Buffalo Chicken Burgers with Blue Cheese Mayo
Cook Notes
BBQ Used: Kamado Joe Classic III
Cooking Method: Direct
Fuel used: Kamado Joe Big Block Charcoal
Cooking Temperature: Medium - High
Key Accessories
Kamado Joe Karbon Steel Half Moon Baskets
Thermapen One
I don’t usually use chicken thighs when making chicken burgers as my family much prefer breast (I feel like this is a common thing in families?) but I’ve seen so many people use them with great results so this was the perfect opportunity to give them a try. These burgers pack a punch, both in heat with the Buffalo sauce but there is also a nice, funky hit from the blue cheese mayo.
Method
As we are using a chicken thighs for this cook, I wanted to give them a soak in buttermilk to help tenderise them a little. I didn’t add any flavourings to the buttermilk as I don’t think the thighs are in there for long enough to really take on the flavour so I simply trimmed them up to remove any fat or bits I didn’t want to eat and I chucked them in a bowl and poured the buttermilk over. Put them into the fridge to chillout for at least 3-4 hours but I wouldn’t go much longer than 7-8 hours or the chicken can start to break down a little too much.
You can also prepare the blue cheese mayo in advance so it has some time to develop it’s flavour in the fridge. I used a soft blue cheese so it would incorporate into the mayo, rather than a harder, crumbly cheese that would just be pieces inside the sauce. mash the cheese in a bowl then slowly add the mayo, a tablespoon or two at a time. Whisk the sauce to combine the cheese with the mayo and when all the may has been added, you can do the same for the sour cream. Lastly, season the sauce with salt and pepper then give it a taste. This ratio of cheese to mayo should give you a nice strong flavour so if you are worried about the taste, start with a smaller amount of cheese and add more as you go.
when you are ready to cook, fire up your BBQ and set it up for high direct heat. Add a skillet to the cooking grate and half fill it with oil. Remove the chicken thighs from the buttermilk but don’t discard it as we will use it for a dredge. Add one beaten egg to the buttermilk and mix it together. Our flour mixture will be seasoned with the buffalo rub from The Smokey Carter. Mix together your flour and cornflour and add 2 heaped tablespoons of rub.

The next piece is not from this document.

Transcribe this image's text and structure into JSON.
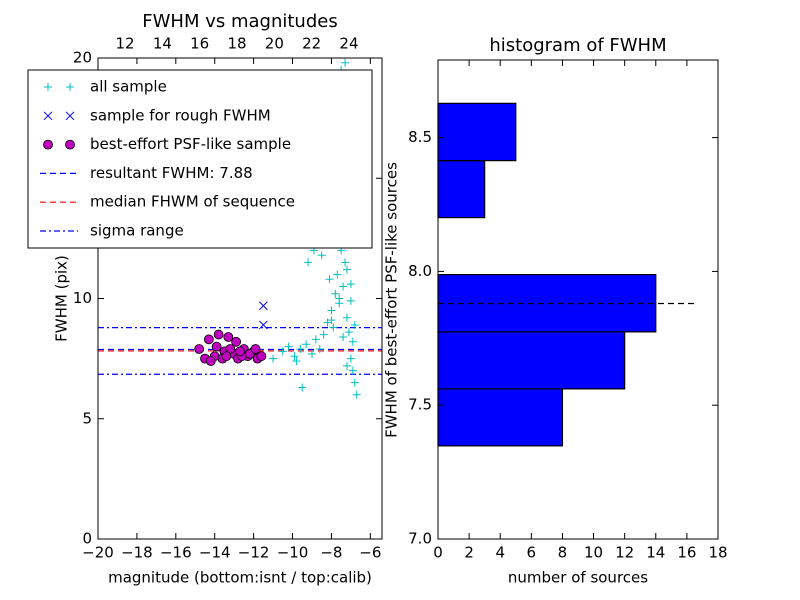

Use your Thermapen to check the temperature of your oil. You are aiming for a temperature of 170-180c however I like to pre-heat the oil to around 200c as it will cool down dramatically when you add the chicken.
Drop the chicken thighs into the flour mix and toss it around. Remove them and add them to the dredge before adding them back into the flour for the final coat. Press the flour into the thighs and don’t worry if your flour gets wet from the buttermilk - that’s what gives you nice crispy, knobbly bits on the outside.
Add the chicken thighs to the skillet to shallow fry, giving them 2-3 minutes on one side then flipping them over. Once you get a nice colour on both sides, check the internal temperature and as long as it is over 75c, you are good to lift them off. Place the cooked thighs on a wire rack to rest so they stay crispy. Once all the thighs have been fried, remove the skillet of oil from the BBQ and add the KJ half moon karbon steel pan to the grill to make the buffalo sauce in.
Bufallo sauce is really simple to make (if you are using a pre-made hot sauce). Add the butter to the pan to melt then pour in your hot sauce. The only other ingredient I like to add is a dash of Worcestershire sauce but other than that - it is super easy to make. Bring the sauce to a simmer to warm it through then add your chicken thighs back into it. Coat them in the buffalo sauce and give them a few minutes to warm through, then it’s time to build up your burger.
You can really add whatever burger toppings you enjoy - I went for a toasted Brioche roll with some of our blue cheese mayo on the bottom bun. Then some lettuce, one of our chicken burgers, smoked cheddar, some pickles and another dollop of blue cheese mayo on the top bun.